Automatic Device-Location Association based on Received Signal Strength Measurements

Publisher:
IEEE
Publication Type:
Conference Proceeding
Citation:
2020 IEEE 92nd Vehicular Technology Conference (VTC2020-Fall), 2021, 2020-November, pp. 1-5
Issue Date:
2021-02-15
Full metadata record
Sensory data is only meaningful if correctly associated with originating locations. Received signal strength (RSS) is a cost-effective option to locate low-cost sensors due to its universal availability, but yet to be practical because of its coarse ranging accuracy with multiplicative errors.
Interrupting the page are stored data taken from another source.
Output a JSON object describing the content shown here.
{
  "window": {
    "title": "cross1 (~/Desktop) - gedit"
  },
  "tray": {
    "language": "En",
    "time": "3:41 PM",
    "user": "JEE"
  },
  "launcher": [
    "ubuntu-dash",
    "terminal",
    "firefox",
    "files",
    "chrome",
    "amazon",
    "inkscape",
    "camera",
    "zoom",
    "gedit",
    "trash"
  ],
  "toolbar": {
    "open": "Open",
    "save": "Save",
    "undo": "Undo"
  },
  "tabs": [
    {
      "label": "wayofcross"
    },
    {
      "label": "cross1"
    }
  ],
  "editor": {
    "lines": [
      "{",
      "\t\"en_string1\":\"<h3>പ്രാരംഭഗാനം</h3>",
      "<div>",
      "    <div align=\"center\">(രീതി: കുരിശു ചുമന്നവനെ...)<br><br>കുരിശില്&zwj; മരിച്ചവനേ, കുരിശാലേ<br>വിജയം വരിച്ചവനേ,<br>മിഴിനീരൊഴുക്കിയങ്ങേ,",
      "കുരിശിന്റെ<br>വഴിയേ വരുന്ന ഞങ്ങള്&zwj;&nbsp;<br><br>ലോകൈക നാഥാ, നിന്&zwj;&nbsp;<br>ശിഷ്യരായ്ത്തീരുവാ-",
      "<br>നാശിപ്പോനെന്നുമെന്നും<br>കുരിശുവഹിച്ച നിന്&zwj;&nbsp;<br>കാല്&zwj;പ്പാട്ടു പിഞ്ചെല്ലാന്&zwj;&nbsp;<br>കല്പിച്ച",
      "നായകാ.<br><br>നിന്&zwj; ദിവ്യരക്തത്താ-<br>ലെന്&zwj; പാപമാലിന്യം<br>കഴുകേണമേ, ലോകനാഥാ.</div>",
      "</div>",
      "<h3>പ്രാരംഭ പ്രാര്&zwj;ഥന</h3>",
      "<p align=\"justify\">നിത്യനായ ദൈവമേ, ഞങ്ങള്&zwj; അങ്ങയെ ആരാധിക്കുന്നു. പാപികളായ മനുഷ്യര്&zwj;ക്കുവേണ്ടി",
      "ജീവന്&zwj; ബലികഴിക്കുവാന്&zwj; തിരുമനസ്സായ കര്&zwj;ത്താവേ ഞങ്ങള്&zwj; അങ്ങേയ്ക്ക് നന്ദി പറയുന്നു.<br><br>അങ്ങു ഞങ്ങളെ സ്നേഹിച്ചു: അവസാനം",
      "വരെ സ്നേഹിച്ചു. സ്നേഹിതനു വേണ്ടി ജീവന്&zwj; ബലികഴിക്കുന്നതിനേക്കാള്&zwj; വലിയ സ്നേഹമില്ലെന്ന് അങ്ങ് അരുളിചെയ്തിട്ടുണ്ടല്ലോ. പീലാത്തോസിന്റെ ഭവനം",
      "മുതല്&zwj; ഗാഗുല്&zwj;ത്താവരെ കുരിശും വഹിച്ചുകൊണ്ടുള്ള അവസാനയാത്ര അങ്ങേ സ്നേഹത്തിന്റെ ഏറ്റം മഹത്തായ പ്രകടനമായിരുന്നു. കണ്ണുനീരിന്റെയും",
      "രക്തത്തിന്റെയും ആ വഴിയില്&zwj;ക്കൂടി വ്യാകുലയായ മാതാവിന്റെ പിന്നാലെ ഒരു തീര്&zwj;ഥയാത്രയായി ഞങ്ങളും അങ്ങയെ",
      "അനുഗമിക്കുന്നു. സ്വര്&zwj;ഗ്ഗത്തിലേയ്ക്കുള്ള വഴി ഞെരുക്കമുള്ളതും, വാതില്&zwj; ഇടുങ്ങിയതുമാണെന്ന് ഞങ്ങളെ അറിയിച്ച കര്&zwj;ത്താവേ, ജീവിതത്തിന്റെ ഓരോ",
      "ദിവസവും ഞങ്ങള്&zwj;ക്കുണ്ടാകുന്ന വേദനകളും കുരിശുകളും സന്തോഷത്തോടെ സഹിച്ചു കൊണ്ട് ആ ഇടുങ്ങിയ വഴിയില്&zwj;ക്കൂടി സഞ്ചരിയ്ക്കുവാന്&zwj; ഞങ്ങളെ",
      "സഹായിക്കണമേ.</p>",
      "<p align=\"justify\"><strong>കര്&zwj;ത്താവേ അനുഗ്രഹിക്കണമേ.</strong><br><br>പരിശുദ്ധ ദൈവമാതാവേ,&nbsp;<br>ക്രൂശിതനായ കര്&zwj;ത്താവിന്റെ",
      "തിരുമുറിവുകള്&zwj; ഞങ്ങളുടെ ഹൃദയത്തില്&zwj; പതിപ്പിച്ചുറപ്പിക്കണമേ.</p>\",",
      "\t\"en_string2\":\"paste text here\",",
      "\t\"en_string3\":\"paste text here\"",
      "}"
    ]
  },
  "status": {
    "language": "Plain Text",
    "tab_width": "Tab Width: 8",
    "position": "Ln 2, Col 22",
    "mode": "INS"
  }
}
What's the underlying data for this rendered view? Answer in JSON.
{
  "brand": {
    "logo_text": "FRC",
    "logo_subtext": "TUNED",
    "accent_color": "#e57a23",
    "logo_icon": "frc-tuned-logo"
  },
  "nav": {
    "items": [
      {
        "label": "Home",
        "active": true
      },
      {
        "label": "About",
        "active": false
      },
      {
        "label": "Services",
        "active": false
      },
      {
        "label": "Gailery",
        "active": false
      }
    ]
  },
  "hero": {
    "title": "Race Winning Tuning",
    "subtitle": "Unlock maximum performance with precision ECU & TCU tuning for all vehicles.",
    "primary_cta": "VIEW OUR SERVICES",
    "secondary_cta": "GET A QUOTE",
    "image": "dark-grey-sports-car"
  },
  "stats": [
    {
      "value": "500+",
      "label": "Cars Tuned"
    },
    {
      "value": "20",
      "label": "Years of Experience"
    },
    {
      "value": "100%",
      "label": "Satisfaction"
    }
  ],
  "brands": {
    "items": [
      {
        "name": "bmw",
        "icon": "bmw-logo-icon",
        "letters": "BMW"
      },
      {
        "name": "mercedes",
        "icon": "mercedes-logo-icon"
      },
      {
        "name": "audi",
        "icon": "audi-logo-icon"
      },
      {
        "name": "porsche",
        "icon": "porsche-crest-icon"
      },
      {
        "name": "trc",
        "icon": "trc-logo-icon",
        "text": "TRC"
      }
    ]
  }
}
This paper presents a new RSS-based approach to the localization and association of a large number of low-cost sensors given their possible 3D installation locations. The approach addresses the mathematically challenging combinatorial optimization of association by first co-operatively locating the sensors in the continuous 3D spaces, then associating the continuous location estimates to the installation points, and finally refining the association with likelihood ascent search. A new convex relaxation-based optimization is designed for cooperative localization in continuous 3D spaces. The Kuhn-Munkres algorithm is generalized for the association. Cramér-Rao Lower Bounds are derived to specify the local 3D regions in which refinement is carried out to improve the final accuracy with little complexity overhead. The proposed approach is validated through both computer simulation and lab test. It achieves close-to-100% accuracy in all experiments conducted, and outperforms state-of-the-art metaheuristics significantly.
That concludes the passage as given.